A Guardian and a Thief 

A Guardian and a Thief 

Klimafiktion ist Belletristik, die sich mit den Auswirkungen der Klimakrise befasst. Wer zu einem Werk dieses Genres greift, sollte sich klar sein, dass darin entworfene Zukunftsszenarien eher kein Happy End liefern werden – denn das könnte es eigentlich nur mit dem Ende der Klimakrise geben, was schwer vorstellbar ist. Trotzdem habe ich beim Lesen von Megha Majumdars A Guardian and a Thief bis zum Schluss für die einzelnen Figuren gehofft, dass sie zumindest individuell ihre Lebensumstände verbessern können: indem sie mit einem Klimavisum aus Indien in die USA fliehen oder ein schützendes Dach über dem Kopf und genügend zu essen finden. 

Der Roman entwirft eine nahegelegene Zukunft, in der Kolkata von Hitze und Nahrungsmittelknappheit geplagt ist, und folgt den eng miteinander verbundenen Geschichten von Ma und Boomba und ihren jeweiligen Familien. Mas Ehemann ist vor einiger Zeit als Forscher in die USA ausgewandert und Ma, ihr alter Vater und ihre zweijährige Tochter Mishti wollen ihm folgen, sobald sie den aufwendigen und kostspieligen Prozess für ihre Klimavisa durchlaufen haben. Ma hat bereits ihren Job als Managerin einer Notunterkunft für bedürftige Familien gekündigt, um alles für die Abreise vorzubereiten. Zu Beginn des Buches heißt es, sie müssen dazu nur noch eine Woche in Kolkata unversehrt hinter sich bringen. Aber in einer Woche kann viel passieren. 

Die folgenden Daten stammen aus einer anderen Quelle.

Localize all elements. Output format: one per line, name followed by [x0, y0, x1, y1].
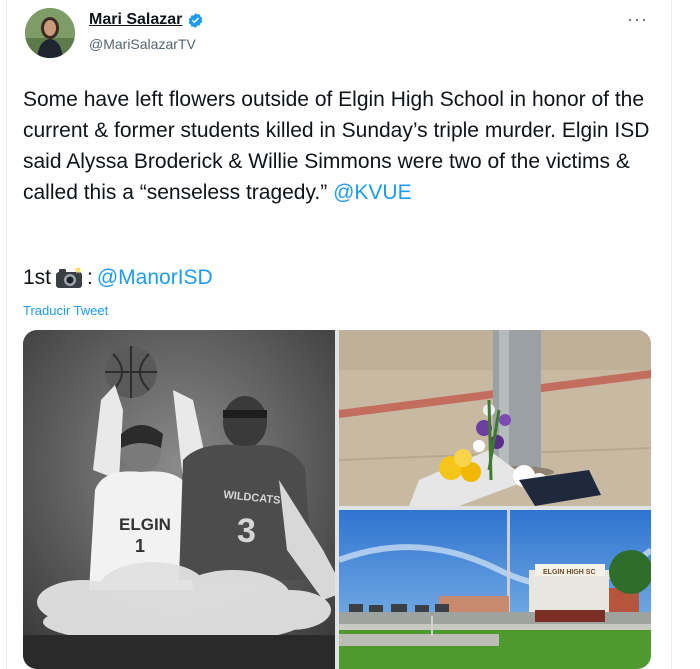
tweet-card: Mari Salazar @MariSalazarTV ··· Some hav…: [6, 0, 672, 669]
camera-flash-icon: [56, 267, 83, 288]
school-sign-text: ELGIN HIGH SC: [543, 569, 596, 576]
elgin-high-school-image[interactable]: ELGIN HIGH SC: [339, 510, 651, 669]
credit-mention-link[interactable]: @ManorISD: [97, 266, 213, 290]
avatar[interactable]: [25, 8, 75, 58]
jersey-number-3: 3: [237, 512, 256, 550]
media-grid: ELGIN 1 WILDCATS 3 ELGIN HIGH SC: [23, 330, 651, 669]
more-options-icon[interactable]: ···: [627, 10, 648, 28]
jersey-number-1: 1: [135, 536, 145, 556]
photo-credit: 1st : @ManorISD: [23, 266, 213, 290]
flowers-memorial-image[interactable]: [339, 330, 651, 506]
mention-link[interactable]: @KVUE: [333, 181, 412, 204]
memorial-collage-image[interactable]: ELGIN 1 WILDCATS 3: [23, 330, 335, 669]
author-handle[interactable]: @MariSalazarTV: [89, 36, 196, 52]
credit-prefix: 1st: [23, 266, 52, 289]
author-name[interactable]: Mari Salazar: [89, 11, 182, 29]
jersey-text-elgin: ELGIN: [119, 515, 171, 534]
verified-badge-icon: [189, 12, 203, 28]
credit-separator: :: [87, 266, 93, 289]
author-name-row: Mari Salazar: [89, 11, 204, 29]
translate-tweet-link[interactable]: Traducir Tweet: [23, 303, 108, 318]
tweet-text: Some have left flowers outside of Elgin …: [23, 84, 663, 208]
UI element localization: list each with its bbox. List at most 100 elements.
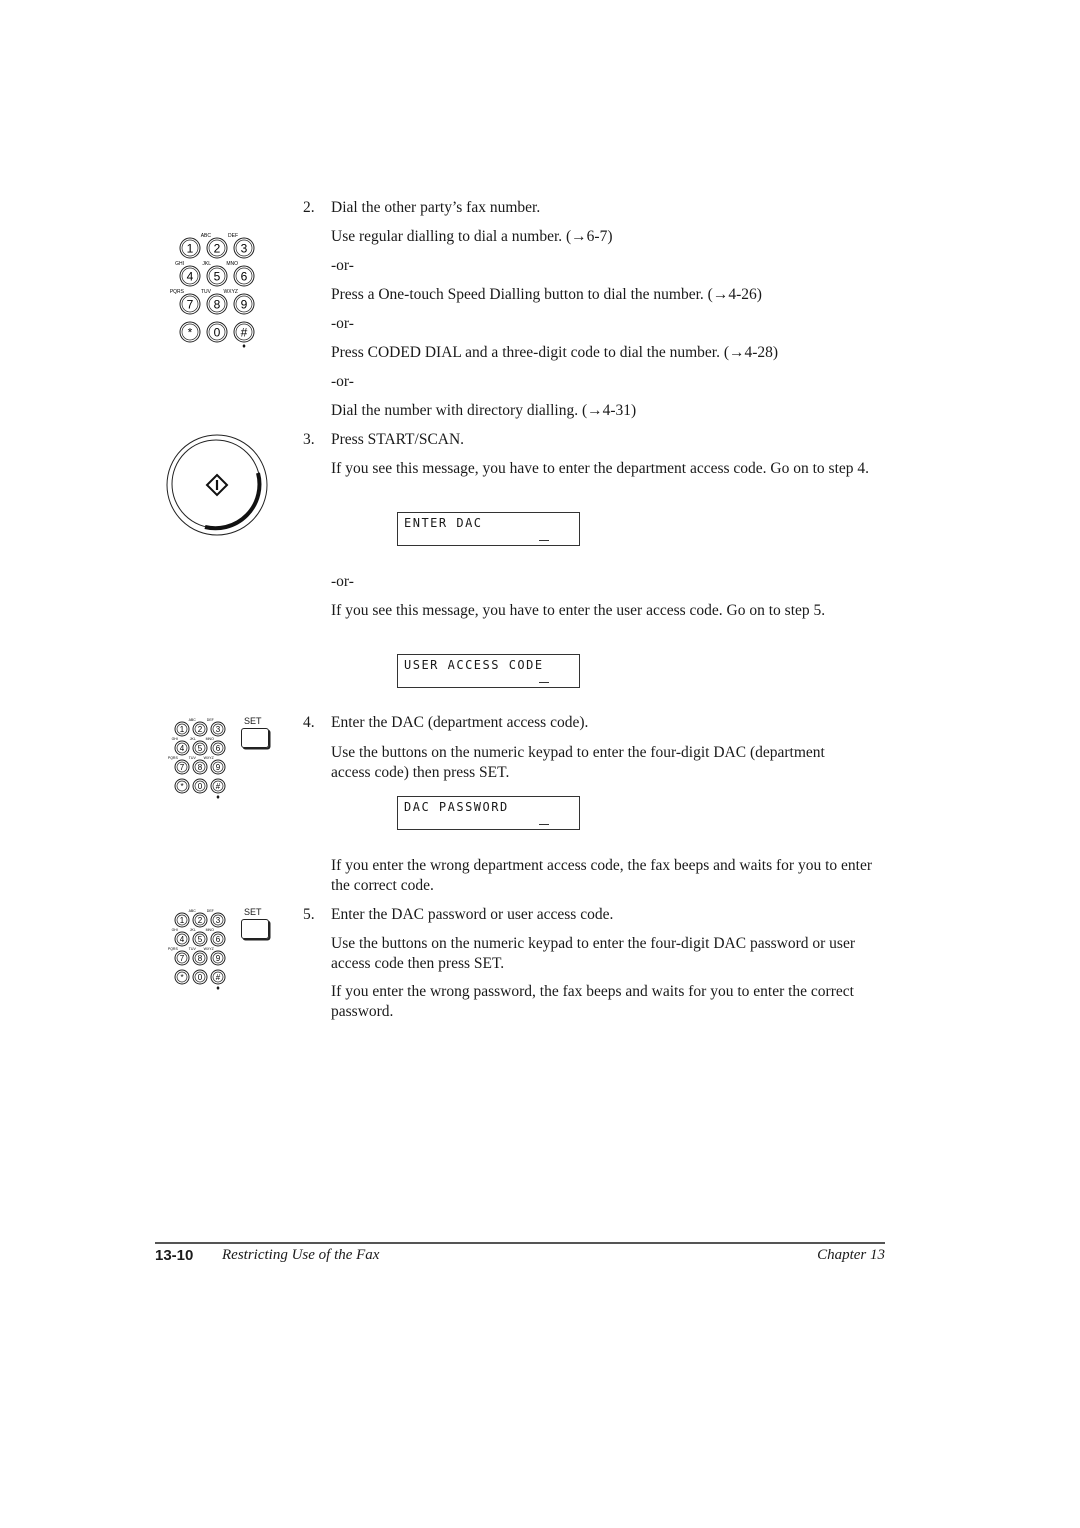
key-label: 8 — [214, 297, 221, 311]
key-label: 0 — [198, 973, 203, 982]
keypad-key-hash: # — [233, 321, 255, 343]
key-label: 1 — [180, 916, 185, 925]
keypad-illustration-small-2: 1 2ABC3DEF4GHI5JKL6MNO7PQRS8TUV9WXYZ* 0 # — [168, 909, 226, 990]
lcd-display: USER ACCESS CODE — [397, 654, 580, 688]
key-letters: WXYZ — [204, 756, 215, 760]
lcd-cursor — [539, 682, 549, 683]
key-label: 3 — [216, 916, 221, 925]
keypad-key-9: 9WXYZ — [224, 289, 255, 315]
paragraph: Press a One-touch Speed Dialling button … — [331, 286, 762, 303]
key-label: # — [216, 973, 221, 982]
keypad-key-6: 6MNO — [206, 928, 226, 947]
keypad-key-hash: # — [210, 778, 226, 794]
lcd-cursor — [539, 540, 549, 541]
key-label: 9 — [216, 954, 221, 963]
keypad-key-4: 4GHI — [172, 737, 190, 756]
key-label: 2 — [214, 241, 221, 255]
or-separator: -or- — [331, 315, 354, 332]
key-label: 4 — [180, 935, 185, 944]
key-label: 9 — [241, 297, 248, 311]
key-label: 2 — [198, 916, 203, 925]
key-letters: PQRS — [168, 947, 179, 951]
key-label: 7 — [180, 954, 185, 963]
key-letters: TUV — [201, 289, 212, 295]
paragraph: Dial the number with directory dialling.… — [331, 402, 637, 419]
chapter-label: Chapter 13 — [817, 1247, 885, 1263]
key-label: 0 — [214, 325, 221, 339]
keypad-key-6: 6MNO — [226, 261, 255, 287]
key-letters: DEF — [207, 718, 214, 722]
key-letters: TUV — [189, 947, 197, 951]
keypad-key-2: 2ABC — [189, 718, 208, 737]
key-letters: MNO — [206, 737, 214, 741]
lcd-text: DAC PASSWORD — [404, 800, 509, 814]
start-diamond-icon — [205, 473, 229, 497]
key-label: 0 — [198, 782, 203, 791]
key-label: 9 — [216, 763, 221, 772]
key-label: 3 — [241, 241, 248, 255]
set-button-illustration — [241, 919, 269, 939]
key-letters: DEF — [207, 909, 214, 913]
keypad-key-star: * — [174, 778, 190, 794]
set-label: SET — [244, 716, 262, 726]
key-label: 8 — [198, 954, 203, 963]
key-letters: JKL — [190, 737, 196, 741]
keypad-key-7: 7PQRS — [168, 947, 190, 966]
set-button-illustration — [241, 728, 269, 748]
key-letters: TUV — [189, 756, 197, 760]
keypad-key-1: 1 — [174, 721, 190, 737]
keypad-illustration-large: 1 2ABC3DEF4GHI5JKL6MNO7PQRS8TUV9WXYZ* 0 # — [170, 233, 255, 348]
step-title: Enter the DAC (department access code). — [331, 714, 589, 731]
keypad-key-5: 5JKL — [202, 261, 228, 287]
step-number: 3. — [303, 431, 315, 448]
key-label: 3 — [216, 725, 221, 734]
keypad-key-1: 1 — [174, 912, 190, 928]
keypad-key-5: 5JKL — [190, 737, 208, 756]
set-label: SET — [244, 907, 262, 917]
key-letters: GHI — [172, 737, 178, 741]
keypad-key-0: 0 — [192, 969, 208, 985]
step-number: 4. — [303, 714, 315, 731]
lcd-display: ENTER DAC — [397, 512, 580, 546]
key-label: 1 — [180, 725, 185, 734]
keypad-illustration-small-1: 1 2ABC3DEF4GHI5JKL6MNO7PQRS8TUV9WXYZ* 0 # — [168, 718, 226, 799]
key-label: 4 — [187, 269, 194, 283]
key-label: * — [188, 325, 193, 339]
keypad-key-3: 3DEF — [207, 909, 226, 928]
key-label: 2 — [198, 725, 203, 734]
keypad-key-6: 6MNO — [206, 737, 226, 756]
or-separator: -or- — [331, 373, 354, 390]
keypad-key-4: 4GHI — [172, 928, 190, 947]
keypad-key-5: 5JKL — [190, 928, 208, 947]
step-title: Enter the DAC password or user access co… — [331, 906, 614, 923]
keypad-key-4: 4GHI — [175, 261, 201, 287]
or-separator: -or- — [331, 257, 354, 274]
keypad-key-2: 2ABC — [201, 233, 228, 259]
keypad-key-3: 3DEF — [228, 233, 255, 259]
keypad-key-2: 2ABC — [189, 909, 208, 928]
section-title: Restricting Use of the Fax — [222, 1247, 380, 1263]
key-letters: ABC — [201, 233, 212, 239]
keypad-key-7: 7PQRS — [170, 289, 201, 315]
paragraph: Press CODED DIAL and a three-digit code … — [331, 344, 779, 361]
key-letters: WXYZ — [204, 947, 215, 951]
lcd-text: USER ACCESS CODE — [404, 658, 544, 672]
key-label: 7 — [180, 763, 185, 772]
keypad-key-hash: # — [210, 969, 226, 985]
step-title: Press START/SCAN. — [331, 431, 465, 448]
diamond-mark-icon — [216, 986, 220, 990]
step-title: Dial the other party’s fax number. — [331, 199, 541, 216]
key-label: 6 — [216, 744, 221, 753]
keypad-key-3: 3DEF — [207, 718, 226, 737]
key-letters: WXYZ — [224, 289, 238, 295]
key-label: * — [180, 782, 183, 791]
paragraph: If you enter the wrong password, the fax… — [331, 983, 854, 1020]
key-letters: ABC — [189, 909, 197, 913]
diamond-mark-icon — [216, 795, 220, 799]
key-label: 5 — [198, 744, 203, 753]
start-scan-button-illustration — [166, 434, 268, 536]
key-label: 7 — [187, 297, 194, 311]
key-label: 6 — [241, 269, 248, 283]
key-label: 4 — [180, 744, 185, 753]
key-label: 5 — [198, 935, 203, 944]
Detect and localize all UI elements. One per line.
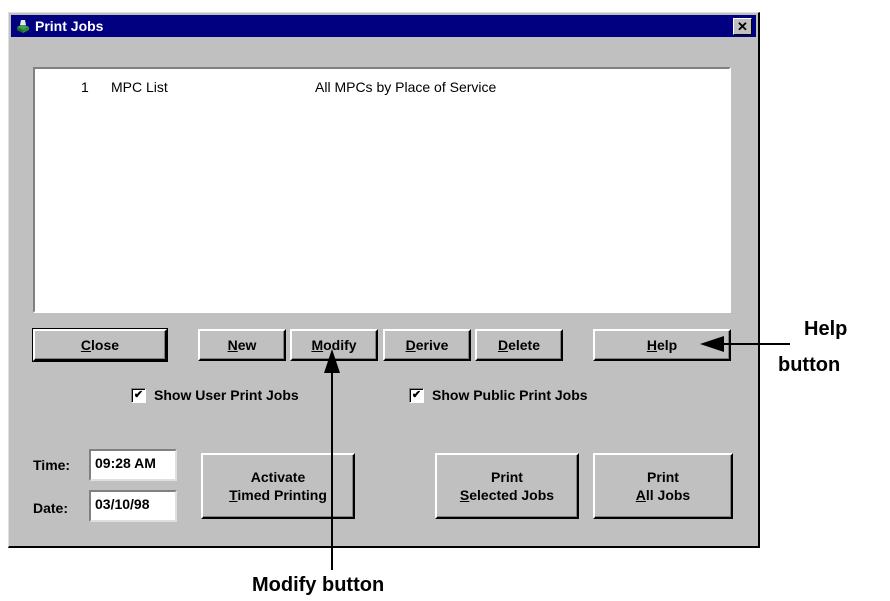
modify-arrow [324, 349, 340, 570]
help-annotation-line1: Help [804, 318, 848, 340]
help-annotation-line2: button [778, 354, 841, 376]
annotation-arrows [324, 336, 790, 570]
modify-annotation: Modify button [252, 574, 385, 596]
help-arrow [700, 336, 790, 352]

Boomba kommt aus ärmeren Verhältnissen und hat seine Familie in den Sunderbans zurückgelassen, um in Kolkata Geld zu verdienen und seine arbeitslosen Eltern und seinen kleinen Bruder zu unterstützen. Nach einigen Schicksalsschlägen landet er in Mas Notunterkunft und die beiden werden zu erbitterten Gegenspielern, die sich jeweils vorwerfen Diebe zu sein. Majumdar stellt eine Gesellschaft dar, deren Mitglieder in der akuten Krise nur noch an sich selbst denken und im Kampf ums Überleben schnell zu drastische Mitteln wie Gewalt, Erpressung oder Betrug greifen. 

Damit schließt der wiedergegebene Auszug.